Un engagement concret pour l’autonomisation des femmes
Les instructions du Président Bassirou Diomaye Faye, émises lors du Conseil des ministres du 22 mai 2024, en faveur de l’autonomisation économique des femmes, prennent forme. En effet, avec le soutien de la Belgique et de l’Union européenne, le ministère de la Famille et des Solidarités a lancé les travaux visant à élaborer cette loi essentielle.

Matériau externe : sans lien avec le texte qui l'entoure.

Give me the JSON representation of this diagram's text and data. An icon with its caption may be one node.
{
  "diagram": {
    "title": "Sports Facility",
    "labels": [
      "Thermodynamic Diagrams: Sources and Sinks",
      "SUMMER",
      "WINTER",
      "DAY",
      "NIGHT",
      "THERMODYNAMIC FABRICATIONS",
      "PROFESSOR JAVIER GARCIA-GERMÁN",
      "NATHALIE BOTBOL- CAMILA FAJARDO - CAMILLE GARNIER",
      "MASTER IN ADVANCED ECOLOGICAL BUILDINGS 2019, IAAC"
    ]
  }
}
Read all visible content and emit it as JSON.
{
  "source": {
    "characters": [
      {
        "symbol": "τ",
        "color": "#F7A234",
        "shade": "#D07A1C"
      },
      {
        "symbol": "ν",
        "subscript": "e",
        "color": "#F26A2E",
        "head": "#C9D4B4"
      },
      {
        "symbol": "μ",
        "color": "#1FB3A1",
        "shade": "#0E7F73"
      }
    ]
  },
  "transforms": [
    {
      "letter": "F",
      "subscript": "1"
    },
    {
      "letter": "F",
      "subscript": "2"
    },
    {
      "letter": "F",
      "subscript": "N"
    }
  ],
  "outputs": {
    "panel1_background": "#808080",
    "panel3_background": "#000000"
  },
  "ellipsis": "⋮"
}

À cet effet, le comité de pilotage a été officiellement installé en présence de partenaires techniques et financiers ainsi que de plusieurs organisations de femmes. Selon la note conceptuelle, la présidence du comité est assurée par le ministre de la Famille, tandis que le secrétariat général est confié à la Direction de l’autonomisation des femmes. Les ministères sectoriels, les partenaires techniques et financiers, ainsi que les associations et réseaux de femmes sont également impliqués dans ce processus.
Cadre réglementaire
À terme, cette initiative dotera le Sénégal d’un cadre réglementaire et juridique dédié à l’autonomisation économique des femmes. Comme l’a expliqué Youssouph Djité, directeur de cabinet du ministère de la Famille, cette future loi vise essentiellement à « doter le Sénégal d’un outil juridique et stratégique permettant de coordonner les interventions en faveur de l’autonomisation des femmes et des filles, d’améliorer leur accès aux opportunités économiques et de soutenir leur pleine participation au développement socioéconomique ».
Harmonie Koutsivitis, représentante de la Délégation de l’Union européenne, a souligné l’importance de cette démarche en déclarant : « Il ne peut y avoir de développement durable sans la pleine participation des femmes à la vie politique et économique. Une législation en faveur de l’autonomisation des femmes est un pilier fondamental pour atteindre les objectifs d’une transformation socioéconomique inclusive et durable. »
Soutien international
L’ambassadrice de Belgique, Hélène De Bock, a exprimé l’engagement de son pays à accompagner ce processus.
L’Agence belge de développement, Enabel, interviendra à trois niveaux, comme l’a précisé Abou El Mahassine Fassi-Fihri, Directeur pays de l’institution. L’agence participera à l’état des lieux, aux consultations visant à élaborer une loi inclusive et à la vulgarisation de la future législation.
Avec cette dynamique, le Sénégal se dirige vers un cadre législatif structurant pour renforcer l’autonomisation économique des femmes, un levier essentiel pour le développement du pays.